Introduction: Orthotopic cardiac xenotransplantation has seen substantial advancements in the last years. In preclinical experiments, donor organ overgrowth has been a major hurdle, resulting in loss of the transplant. Various intrinsic (e.g., species-specific organ growth) and extrinsic factors (e.g., interspecies differences of hemodynamic parameters and hormone levels) have been identified as causes. A better understanding of the pathogenesis and pathophysiology of cardiac overgrowth after xenotransplantation is necessary before clinical application.

Method: Hearts from genetically modified (GGTA1-KO, hCD46/hTBM transgenic) juvenile pigs were orthotopically transplanted into male baboons. Group I (control, n=3) received immunosuppression based on costimulation blockade, group II (growth inhibition, n=9) was additionally treated with mTOR inhibitor, anti-hypertensive medication, and fast corticoid tapering.
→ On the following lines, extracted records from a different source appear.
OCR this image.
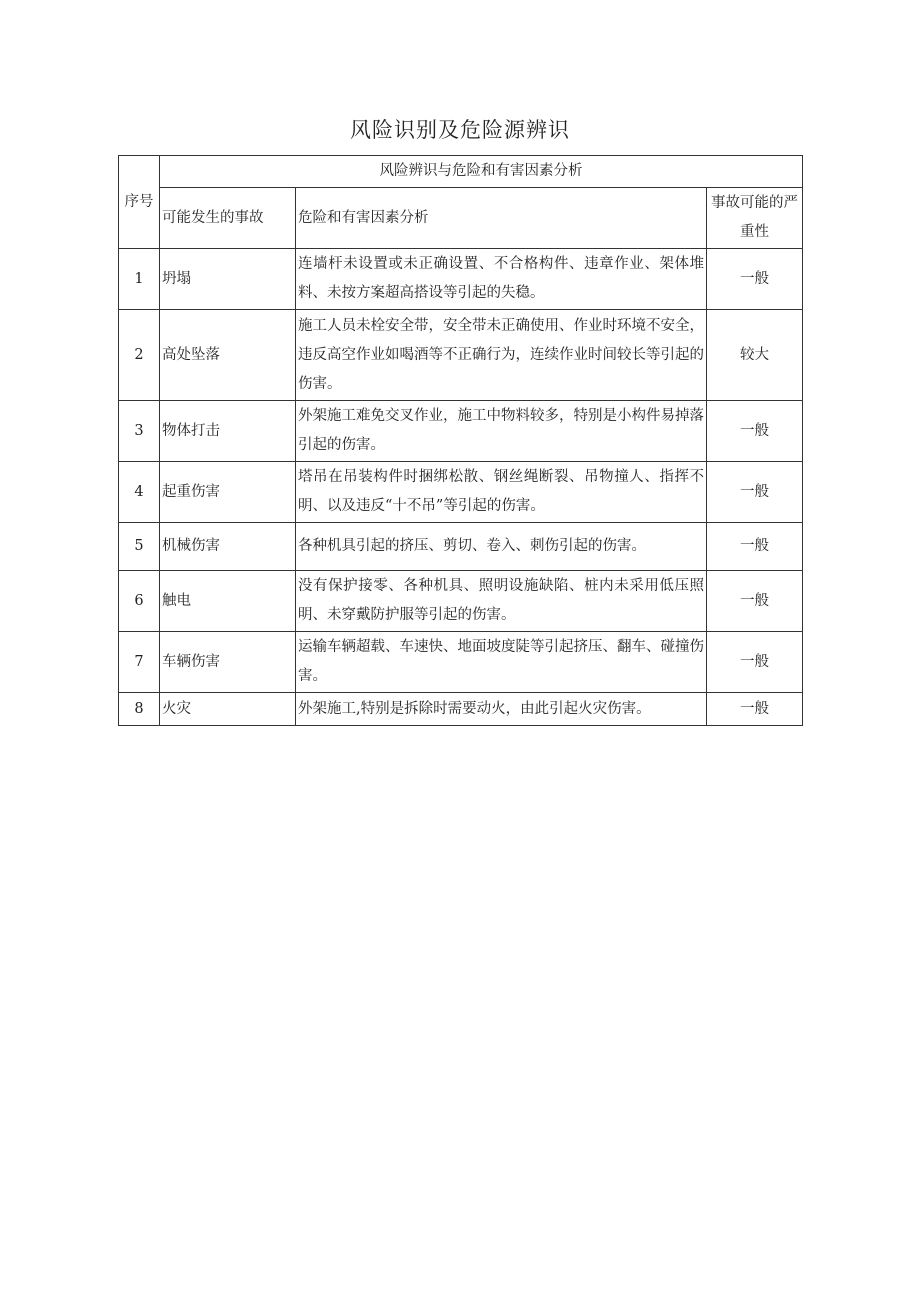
风险识别及危险源辨识
序号	风险辨识与危险和有害因素分析		
	可能发生的事故	危险和有害因素分析	事故可能的严重性
1	坍塌	连墙杆未设置或未正确设置、不合格构件、违章作业、架体堆料、未按方案超高搭设等引起的失稳。	一般
2	高处坠落	施工人员未栓安全带，安全带未正确使用、作业时环境不安全，违反高空作业如喝酒等不正确行为，连续作业时间较长等引起的伤害。	较大
3	物体打击	外架施工难免交叉作业，施工中物料较多，特别是小构件易掉落引起的伤害。	一般
4	起重伤害	塔吊在吊装构件时捆绑松散、钢丝绳断裂、吊物撞人、指挥不明、以及违反“十不吊”等引起的伤害。	一般
5	机械伤害	各种机具引起的挤压、剪切、卷入、刺伤引起的伤害。	一般
6	触电	没有保护接零、各种机具、照明设施缺陷、桩内未采用低压照明、未穿戴防护服等引起的伤害。	一般
7	车辆伤害	运输车辆超载、车速快、地面坡度陡等引起挤压、翻车、碰撞伤害。	一般
8	火灾	外架施工,特别是拆除时需要动火，由此引起火灾伤害。	一般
Left ventricular (LV) growth was assessed by echocardiography, and hemodynamic measurements were recorded by a wireless implant via probes attached to the apex of the LV and the ascending aorta. 

Results: Group I hearts tripled their LV mass within 4 weeks (222±66% increase), caused by non-physiological LV wall enlargement; dynamic pressure gradients between LV and the aorta developed (up to 99.8mmHg). Additional signs of subvalvular left ventricular outflow tract (LVOT) obstruction (pulsus bisferiens, Brockenbrough-Braunwald-Morrow-Sign) were also seen. In group II, LV geometry was preserved during the first 3 months and pressure gradients were absent; afterwards, slow progression towards LV hypertrophy (167±4% LV mass increase after 6 months) and the development of LVOT pressure gradients (up to 158.3mmHg) similar to group I were observed.

Conclusion: After orthotopic xenotransplantation, untreated porcine hearts show signs of dynamic LVOT obstruction, resembling hypertrophic obstructive cardiomyopathy (HOCM) in humans. This xenogeneic form of LVOT obstruction (xHOCM), caused by a vicious cycle of species-specific organ growth and afterload-induced myocardial hypertrophy, leads to graft failure without growth inhibition. A growth inhibitory treatment with mTOR inhibitor, anti-hypertensive medication, and fast corticoid tapering can only delay development of xHOCM. With genetic modifications aiming to reduce donor organ sizes (e.g., growth hormone receptor-KO) or the selection of smaller pig species (e.g., Auckland Island pigs), xHOCM might be completely prevented.